EDITOR’S NOTE: Mr. Pitts’ column contains language some readers may find offensive. He intentionally uses this language to illustrate how far we’ve come since such words and phrases were considered appropriate.
A few years ago I learned with some confusion that I was now — at least, according to the political left — something called a “cis-male,” which as it turned out (I had to look it up) means someone whose male gender identity corresponds with the sex he had at birth.
About the same time, I learned that people whose ancestry lies in South America were now Latinx. Like “cis-male,” it seemed to come out of nowhere — a sudden pothole on the highway of interpersonal communication.
So I get where former President Obama was coming from when he said in a recent Pod Save America interview that Democrats can be a “buzzkill” with their obsessive focus on a jargon-rich vocabulary whose laudable intent — inclusion and acknowledgment — doesn’t quite obscure how clunky and unnatural it often feels. The ex-president mentioned how challenging it is for his 86-year-old mother-in-law to master “the right phraseology” to discuss issues.
“Sometimes,” he said, “people just want to not feel as if they are walking on eggshells.”
James Carville, former President Clinton’s top strategist, made a similar point in a brusquer manner last year when he launched a jeremiad against “faculty lounge” language and “stupid wokeness.”
Replace “wokeness” and “right phraseology” with their obvious precursor — “political correctness” — and you realize there’s nothing new about any of this. The left has long prodded the English language toward respecting and including marginalized peoples, and that high-minded effort has often lapsed into excess and self-parody. As in a 1995 Bible so politically-correct that it cut references to Jesus sitting “at the right hand of God” so as not to offend left-handed people.
All that to say: Obama and Carville have a point. They also don’t. Because as jolting as it can be when language attempts to reflect modern sensibilities, it would be even more jolting if it did not.
Can you imagine calling people with intellectual disabilities “imbeciles” and “retards” as was once common? Can you imagine a news story about a “hulking Negro brute” “ravishing” an innocent white “girl”? This was also common. Some of us grew up saying, “Honest Injun,” or that so and so didn’t have “a Chinaman’s chance.” Some of us recall when certain jobs were “men’s work, little lady” and to haggle with a merchant was to “jew them down.”
But we strive toward enlightenment. And language follows suit.
President Obama is right that people don’t want to feel as if they are walking on eggshells. But neither should they be allowed to feel that they may metaphorically walk anywhere they please, stomping with a muddy tread through the dignity and humanity of marginalized people.

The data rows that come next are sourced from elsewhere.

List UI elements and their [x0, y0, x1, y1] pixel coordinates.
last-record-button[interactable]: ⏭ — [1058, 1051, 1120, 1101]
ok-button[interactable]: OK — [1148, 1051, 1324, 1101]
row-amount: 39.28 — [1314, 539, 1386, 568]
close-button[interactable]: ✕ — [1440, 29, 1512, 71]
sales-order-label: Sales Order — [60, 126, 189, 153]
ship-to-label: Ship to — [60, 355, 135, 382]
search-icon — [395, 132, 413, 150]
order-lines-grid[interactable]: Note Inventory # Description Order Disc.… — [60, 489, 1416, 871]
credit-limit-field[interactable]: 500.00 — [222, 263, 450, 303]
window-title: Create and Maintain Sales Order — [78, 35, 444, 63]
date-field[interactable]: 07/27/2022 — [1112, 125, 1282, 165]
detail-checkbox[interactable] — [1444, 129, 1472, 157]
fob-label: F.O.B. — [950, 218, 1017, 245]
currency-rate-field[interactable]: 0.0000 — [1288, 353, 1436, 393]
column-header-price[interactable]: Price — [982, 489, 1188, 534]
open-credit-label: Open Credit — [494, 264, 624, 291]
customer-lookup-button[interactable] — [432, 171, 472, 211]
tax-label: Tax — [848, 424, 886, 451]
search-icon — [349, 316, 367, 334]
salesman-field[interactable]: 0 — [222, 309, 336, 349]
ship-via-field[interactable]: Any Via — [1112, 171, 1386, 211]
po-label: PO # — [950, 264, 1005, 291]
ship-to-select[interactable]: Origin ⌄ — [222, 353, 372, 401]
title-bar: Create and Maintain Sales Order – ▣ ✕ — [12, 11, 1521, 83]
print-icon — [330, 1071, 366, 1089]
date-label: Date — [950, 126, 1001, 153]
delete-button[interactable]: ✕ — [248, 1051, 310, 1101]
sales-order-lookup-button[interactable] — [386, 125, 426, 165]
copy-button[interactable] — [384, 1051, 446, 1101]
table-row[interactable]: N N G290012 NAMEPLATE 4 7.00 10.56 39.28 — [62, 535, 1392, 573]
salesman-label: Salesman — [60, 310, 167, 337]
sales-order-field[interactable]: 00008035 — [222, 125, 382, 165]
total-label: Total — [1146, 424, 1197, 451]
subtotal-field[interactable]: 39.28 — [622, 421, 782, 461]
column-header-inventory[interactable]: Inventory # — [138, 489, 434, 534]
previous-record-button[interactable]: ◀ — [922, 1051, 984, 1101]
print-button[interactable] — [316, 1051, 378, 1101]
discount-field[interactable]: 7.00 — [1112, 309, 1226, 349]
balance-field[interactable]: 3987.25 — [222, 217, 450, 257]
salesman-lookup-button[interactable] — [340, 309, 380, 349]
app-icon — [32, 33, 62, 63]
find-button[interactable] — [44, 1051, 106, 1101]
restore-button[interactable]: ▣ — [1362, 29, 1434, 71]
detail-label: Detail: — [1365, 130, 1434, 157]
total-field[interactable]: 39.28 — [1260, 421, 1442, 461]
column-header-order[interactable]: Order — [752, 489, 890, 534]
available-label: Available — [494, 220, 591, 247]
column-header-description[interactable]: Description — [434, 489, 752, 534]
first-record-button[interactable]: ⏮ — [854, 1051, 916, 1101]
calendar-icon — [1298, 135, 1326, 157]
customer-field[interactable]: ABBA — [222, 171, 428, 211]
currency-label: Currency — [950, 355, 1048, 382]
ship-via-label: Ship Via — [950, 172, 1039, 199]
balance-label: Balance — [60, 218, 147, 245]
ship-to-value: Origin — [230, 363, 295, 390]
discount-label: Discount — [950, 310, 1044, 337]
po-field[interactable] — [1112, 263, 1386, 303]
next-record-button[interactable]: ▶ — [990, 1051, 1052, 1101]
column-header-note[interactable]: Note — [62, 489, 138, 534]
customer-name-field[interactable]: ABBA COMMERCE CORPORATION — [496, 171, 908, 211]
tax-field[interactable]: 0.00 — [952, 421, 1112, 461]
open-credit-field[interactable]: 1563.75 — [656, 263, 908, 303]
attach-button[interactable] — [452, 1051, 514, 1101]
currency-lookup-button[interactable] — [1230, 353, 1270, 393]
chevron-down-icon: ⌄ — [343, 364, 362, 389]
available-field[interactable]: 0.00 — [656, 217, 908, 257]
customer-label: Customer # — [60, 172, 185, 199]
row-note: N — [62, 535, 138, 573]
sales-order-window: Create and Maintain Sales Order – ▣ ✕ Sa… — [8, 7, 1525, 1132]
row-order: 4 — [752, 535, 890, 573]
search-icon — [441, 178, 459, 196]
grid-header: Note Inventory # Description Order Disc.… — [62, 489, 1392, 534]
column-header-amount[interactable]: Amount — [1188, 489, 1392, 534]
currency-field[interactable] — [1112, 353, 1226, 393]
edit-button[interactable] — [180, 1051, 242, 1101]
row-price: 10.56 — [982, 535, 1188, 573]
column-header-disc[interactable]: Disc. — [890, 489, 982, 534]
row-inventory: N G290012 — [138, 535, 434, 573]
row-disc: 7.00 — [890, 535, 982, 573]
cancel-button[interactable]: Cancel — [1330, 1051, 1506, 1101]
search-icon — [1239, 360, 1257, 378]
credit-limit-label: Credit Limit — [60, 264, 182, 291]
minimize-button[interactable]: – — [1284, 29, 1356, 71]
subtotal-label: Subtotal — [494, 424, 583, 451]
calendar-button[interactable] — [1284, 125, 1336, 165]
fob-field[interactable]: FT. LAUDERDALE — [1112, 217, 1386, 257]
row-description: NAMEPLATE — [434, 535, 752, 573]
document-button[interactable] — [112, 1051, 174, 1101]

That’s what so-called political correctness rose to challenge. Proof of the need to continue that challenge is as near as the next rally by Marjorie Taylor Greene, Tommy Tuberville or Donald Trump, as near as that Los Angeles overpass where demonstrators recently greeted traffic with Nazi salutes and banners endorsing the anti-Semitic idiocy of the right-wing rapper formerly known as Kanye West.
Intolerance grows bolder and more unashamed than it’s been in generations, a corrosive eating through bonds of national affiliation — and the right responds with loud silence. Meantime, luminaries of the left take their own to task for cluttering the language with the jargon of inclusivity. They are not wrong.
But to look to the right is to realize: one could be guilty of a whole lot worse.